ORVIETO (Terni) – Controlli di polizia intensificati in vista del ponte festivo, a Terni e a Orvieto, soprattutto nei luoghi maggiormente frequentati, come le stazioni ferroviarie. Nel fine settimana, proprio a seguito di questi, sono state rintracciate, poi denunciate e allontanate cinque persone: tre cittadine rumene e una coppia di italiani.

A Orvieto, mentre pattugliavano il parcheggio in Piazza della Pace, gli agenti del commissariato di pubblica sicurezza hanno notato due ragazze aggirarsi, con fare sospetto, tra le auto parcheggiate. Entrambe di nazionalità rumena, provenienti da Roma,  con precedenti per reati contro il patrimonio. Una delle due era già stata allontanata dalla città, ad agosto. Quest’ultima è stata denunciata per non aver ottemperato alla misura. Per entrambe, invece, il questore di Terni ha disposto l’allontanamento dalla città il divieto di ritorno.

Nello stesso luogo, lunedì, una ragazza è stata fermata mentre cercava di attirare l’attenzione dei conducenti delle auto che passavano di lì, soprattutto quelli in età più avanzata. Anche lei rumena, proveniente dal campo nomadi Villa Bonelli di Roma, e anche lei già allontanata, in passato, con la misura del divieto di ritorno: è stata denunciata per la violazione della misura e di nuovo allontanata.

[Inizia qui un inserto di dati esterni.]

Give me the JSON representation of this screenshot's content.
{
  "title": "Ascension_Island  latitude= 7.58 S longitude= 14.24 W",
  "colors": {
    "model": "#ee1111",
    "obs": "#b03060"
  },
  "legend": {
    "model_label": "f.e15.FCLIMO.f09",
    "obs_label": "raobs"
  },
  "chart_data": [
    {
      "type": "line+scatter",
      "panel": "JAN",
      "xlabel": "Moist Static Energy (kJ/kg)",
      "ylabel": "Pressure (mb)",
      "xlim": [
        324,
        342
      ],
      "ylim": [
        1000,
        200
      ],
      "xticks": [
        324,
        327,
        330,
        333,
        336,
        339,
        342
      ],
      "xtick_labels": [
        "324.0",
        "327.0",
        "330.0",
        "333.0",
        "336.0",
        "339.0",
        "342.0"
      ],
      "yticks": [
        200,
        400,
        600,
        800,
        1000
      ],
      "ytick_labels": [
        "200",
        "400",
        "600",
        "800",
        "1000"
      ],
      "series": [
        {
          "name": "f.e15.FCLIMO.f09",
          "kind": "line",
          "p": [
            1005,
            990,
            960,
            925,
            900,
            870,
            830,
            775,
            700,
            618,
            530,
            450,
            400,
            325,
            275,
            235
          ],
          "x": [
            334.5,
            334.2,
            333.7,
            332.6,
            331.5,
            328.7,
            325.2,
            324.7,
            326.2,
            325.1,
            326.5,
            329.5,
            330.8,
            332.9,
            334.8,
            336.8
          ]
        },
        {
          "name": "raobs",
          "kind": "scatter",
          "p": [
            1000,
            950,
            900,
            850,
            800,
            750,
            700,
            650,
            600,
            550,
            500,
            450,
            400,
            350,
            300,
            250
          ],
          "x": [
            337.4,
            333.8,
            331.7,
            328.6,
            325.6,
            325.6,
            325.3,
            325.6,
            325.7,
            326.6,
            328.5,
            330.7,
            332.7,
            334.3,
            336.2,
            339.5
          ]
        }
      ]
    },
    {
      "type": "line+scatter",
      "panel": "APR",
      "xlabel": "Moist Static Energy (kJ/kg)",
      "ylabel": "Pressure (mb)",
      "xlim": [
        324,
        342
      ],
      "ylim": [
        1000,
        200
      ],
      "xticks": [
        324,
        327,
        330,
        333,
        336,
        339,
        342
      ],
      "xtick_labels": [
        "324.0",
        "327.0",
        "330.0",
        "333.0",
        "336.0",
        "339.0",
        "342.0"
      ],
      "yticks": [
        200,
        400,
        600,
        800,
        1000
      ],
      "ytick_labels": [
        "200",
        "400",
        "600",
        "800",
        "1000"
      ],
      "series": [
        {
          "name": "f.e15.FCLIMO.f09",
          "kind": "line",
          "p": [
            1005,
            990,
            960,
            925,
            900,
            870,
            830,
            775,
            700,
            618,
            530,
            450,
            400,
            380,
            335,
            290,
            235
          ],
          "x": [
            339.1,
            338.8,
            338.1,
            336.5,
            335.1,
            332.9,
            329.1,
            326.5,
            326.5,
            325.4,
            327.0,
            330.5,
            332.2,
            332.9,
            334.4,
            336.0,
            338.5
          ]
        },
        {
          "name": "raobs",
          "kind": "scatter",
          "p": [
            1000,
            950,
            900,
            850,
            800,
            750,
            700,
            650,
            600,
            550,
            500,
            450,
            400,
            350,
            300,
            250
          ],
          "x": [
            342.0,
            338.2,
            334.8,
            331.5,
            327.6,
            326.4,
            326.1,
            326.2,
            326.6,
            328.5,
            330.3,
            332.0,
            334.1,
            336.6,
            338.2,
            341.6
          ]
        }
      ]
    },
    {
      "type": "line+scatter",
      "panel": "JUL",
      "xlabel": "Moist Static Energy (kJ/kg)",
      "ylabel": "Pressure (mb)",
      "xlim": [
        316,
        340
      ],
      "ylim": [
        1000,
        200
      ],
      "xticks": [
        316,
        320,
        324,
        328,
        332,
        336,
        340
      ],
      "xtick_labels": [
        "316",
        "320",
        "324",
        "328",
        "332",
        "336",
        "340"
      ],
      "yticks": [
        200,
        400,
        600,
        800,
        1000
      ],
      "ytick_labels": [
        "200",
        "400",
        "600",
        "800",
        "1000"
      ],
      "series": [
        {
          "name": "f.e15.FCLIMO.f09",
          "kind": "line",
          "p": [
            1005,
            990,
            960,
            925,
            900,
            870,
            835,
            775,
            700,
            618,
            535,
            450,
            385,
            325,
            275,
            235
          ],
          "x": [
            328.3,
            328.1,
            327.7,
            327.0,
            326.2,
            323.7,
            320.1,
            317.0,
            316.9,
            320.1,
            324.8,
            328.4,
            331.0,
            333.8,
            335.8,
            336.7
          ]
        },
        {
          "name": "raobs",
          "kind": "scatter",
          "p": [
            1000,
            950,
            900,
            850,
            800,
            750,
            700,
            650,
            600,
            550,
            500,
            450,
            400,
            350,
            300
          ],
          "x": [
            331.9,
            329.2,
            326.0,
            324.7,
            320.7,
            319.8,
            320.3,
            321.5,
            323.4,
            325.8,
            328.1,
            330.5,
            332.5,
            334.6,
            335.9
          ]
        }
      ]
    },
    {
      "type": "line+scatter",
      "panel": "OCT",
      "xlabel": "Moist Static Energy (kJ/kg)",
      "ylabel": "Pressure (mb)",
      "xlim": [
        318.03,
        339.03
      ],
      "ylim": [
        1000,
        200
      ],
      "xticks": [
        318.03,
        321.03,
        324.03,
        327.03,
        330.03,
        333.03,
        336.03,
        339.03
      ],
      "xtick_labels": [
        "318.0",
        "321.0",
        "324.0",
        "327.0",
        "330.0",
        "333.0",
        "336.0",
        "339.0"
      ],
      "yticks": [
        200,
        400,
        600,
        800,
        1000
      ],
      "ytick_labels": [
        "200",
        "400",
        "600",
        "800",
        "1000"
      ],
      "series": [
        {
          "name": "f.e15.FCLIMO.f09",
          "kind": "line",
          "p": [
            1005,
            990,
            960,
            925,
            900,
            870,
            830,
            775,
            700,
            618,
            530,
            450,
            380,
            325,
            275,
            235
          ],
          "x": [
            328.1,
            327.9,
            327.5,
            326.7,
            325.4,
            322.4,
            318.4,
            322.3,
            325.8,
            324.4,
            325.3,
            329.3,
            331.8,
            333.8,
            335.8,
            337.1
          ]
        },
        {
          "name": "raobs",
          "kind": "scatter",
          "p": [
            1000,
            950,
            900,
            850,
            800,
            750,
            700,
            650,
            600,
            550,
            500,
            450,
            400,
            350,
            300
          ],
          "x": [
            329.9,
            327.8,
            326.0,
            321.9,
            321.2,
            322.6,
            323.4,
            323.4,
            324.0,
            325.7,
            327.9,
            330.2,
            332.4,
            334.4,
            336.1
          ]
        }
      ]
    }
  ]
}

Ancora lunedì. Stavolta a Terni. Nei pressi della stazione ferroviaria, la volante identificato e denunciato una coppia di italiani: 46 anni lui, 35 lei. L’uomo stava trasportando un televisore, immediatamente gettato a terra alla vista delle forze dell’ordine. La coppia ha dichiarato agli agenti di aver trovato l’elettrodomestico a terra e di averlo raccolto. L’apparecchio però era integro, pulito, per niente impolverato: l’uomo è stato quindi denunciato sia per la violazione della misura del divieto di ritorno che per ricettazione e insieme alla compagna sono stati allontanati dalla città. I due, peraltro, hanno ammesso di essere arrivati a Terni per drogarsi.